Encyclopaedie van Nederlandsch West-Indië

Herman Daniël Benjamins, Joh. F. Snelleman, Martinus Nijhoff, E.J. Brill (1914-1917)

Gepubliceerd op 25-04-2022

Hoeden-vlechterij

betekenis & definitie

Heel lang reeds, maar hoe lang is onbekend, vlocht men in Zuid- en Midden-Amerika sterke en buigzame stroohoeden, van uiteenloopende fijnheid en prijs, Panama-hoeden geheeten in Europa, omdat vroeger de hoeden uit Ecuador, Peru en Columbia over Panama verscheept werden; ongeveer evenals de Tanggeransche hoeden van Java in den beginne hun weg naar Frankrijk vonden als chapeaux de Manille.
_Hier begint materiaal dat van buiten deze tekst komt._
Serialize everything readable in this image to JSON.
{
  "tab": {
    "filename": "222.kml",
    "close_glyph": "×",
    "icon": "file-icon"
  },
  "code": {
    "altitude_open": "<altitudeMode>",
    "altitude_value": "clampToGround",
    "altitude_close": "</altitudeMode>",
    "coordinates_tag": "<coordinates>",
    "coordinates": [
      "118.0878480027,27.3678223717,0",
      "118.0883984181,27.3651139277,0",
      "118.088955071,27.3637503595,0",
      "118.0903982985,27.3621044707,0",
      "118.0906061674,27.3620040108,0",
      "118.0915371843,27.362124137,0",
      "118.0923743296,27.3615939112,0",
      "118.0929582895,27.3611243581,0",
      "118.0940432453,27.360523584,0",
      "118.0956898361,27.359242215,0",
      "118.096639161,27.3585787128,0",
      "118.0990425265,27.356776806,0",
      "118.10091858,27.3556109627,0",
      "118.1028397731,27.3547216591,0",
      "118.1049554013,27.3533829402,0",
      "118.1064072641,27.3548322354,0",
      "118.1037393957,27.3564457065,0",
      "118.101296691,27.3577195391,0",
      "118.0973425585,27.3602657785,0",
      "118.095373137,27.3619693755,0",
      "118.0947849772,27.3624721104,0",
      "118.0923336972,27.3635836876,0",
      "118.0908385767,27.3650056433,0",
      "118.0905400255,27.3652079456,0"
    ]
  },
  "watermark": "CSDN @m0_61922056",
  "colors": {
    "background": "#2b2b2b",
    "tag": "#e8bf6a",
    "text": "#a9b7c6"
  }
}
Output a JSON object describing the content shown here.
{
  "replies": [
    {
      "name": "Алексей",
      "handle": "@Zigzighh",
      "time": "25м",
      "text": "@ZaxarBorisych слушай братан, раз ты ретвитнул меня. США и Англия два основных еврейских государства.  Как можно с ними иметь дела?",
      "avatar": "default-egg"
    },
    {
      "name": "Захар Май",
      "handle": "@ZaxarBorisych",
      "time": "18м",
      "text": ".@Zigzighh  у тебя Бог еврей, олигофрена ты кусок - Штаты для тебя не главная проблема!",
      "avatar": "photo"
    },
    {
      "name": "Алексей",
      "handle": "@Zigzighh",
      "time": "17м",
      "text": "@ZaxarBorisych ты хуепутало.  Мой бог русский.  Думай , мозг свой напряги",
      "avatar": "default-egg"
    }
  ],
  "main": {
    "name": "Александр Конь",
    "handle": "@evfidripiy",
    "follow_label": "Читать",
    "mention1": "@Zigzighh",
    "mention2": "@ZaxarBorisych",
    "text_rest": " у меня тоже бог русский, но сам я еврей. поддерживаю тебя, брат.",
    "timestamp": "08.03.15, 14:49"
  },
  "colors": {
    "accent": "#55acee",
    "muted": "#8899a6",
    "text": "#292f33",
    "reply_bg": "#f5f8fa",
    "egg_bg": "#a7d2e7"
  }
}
Het ‘stroo’ (Cabana, PAP.) 't vlechtmateriaal, is doorgaans het tot smalle reepen gesneden blad van Carludovica palmata (fam.

Cyclanthaceae), op Curagao Ipiapa of Jipyapa-palm en ook Torquilla-palm geheeten, die overvloedig groeit in Ecuador, Columbia, Venezuela op St. Domingo en Porto Rico; op laatstgenoemd eiland gebruikt men als vlechtmateriaal voor de fijnere en middelsoort hoeden ook stroo van Inodus causiarun, door de bevolking palma di sombreros genoemd.Evenzeer onbekend is hoe lang men op Curaçao reeds hoeden vlecht; een eeuw geleden werd ervan gerept. ‘Men maakt hier’, schreef de Vice-admiraal, Gouverneur-generaal van Curaçao en onderhoorige eilanden aan zijne excellentie den Staatsraad directeur-generaal van koophandel en koloniën, d.d. 2 Juli 1817 ‘men maakt hier ook een soort van gemeene stroohoeden die om derzelver ligtheid door de inwoneren gekogt en gedragen worden. Deze bezigheid verschaft naauwelijks de kost aan een klein getal arme menschen.’ Lang is men uitsluitend grove hoeden blijven vlechten; het vlechten was een volks-industrie zonder leiding; men vlocht den geheelen dag, of in vrije oogenblikken, tusschen ander werk, ordinaire hoeden van minderwaardig stroo, zg. staple-hats; en de armere negerbevolking met hare geringe behoeften vond een bestaantje, wat op dit eiland, waar de natuur niet medewerkt, moeilijk is.

Het vlechtstroo is op Curagao niet inheemsch; de plant groeit er niet en het materiaal moet van elders ingevoerd worden; tot dusver kwam het voornamelijk uit den staat Zulia bij het meer van Maracaibo (in 1911 voor ƒ68.856). Op den duur is het voor een tak van nijverheid gevaarlijk grondstoffen te moeten betrekken uit een der aan chronische roerigheid lijdende Zuid-Amerikaansche staten. Venezuela kan den uitvoer der bladeren belasten of beletten en in 1908 en 't begin van 1909 stond die uitvoer en daarmede het bedrijf geheel stil. Wat dit beteekent blijkt uit een mededeeling van het Kol. Versl. van 1913, dat op 1 Januari van dat jaar Curacao, op een bevolking van 32926 personen, 5700 hoedenvlechtende menschen rijk was.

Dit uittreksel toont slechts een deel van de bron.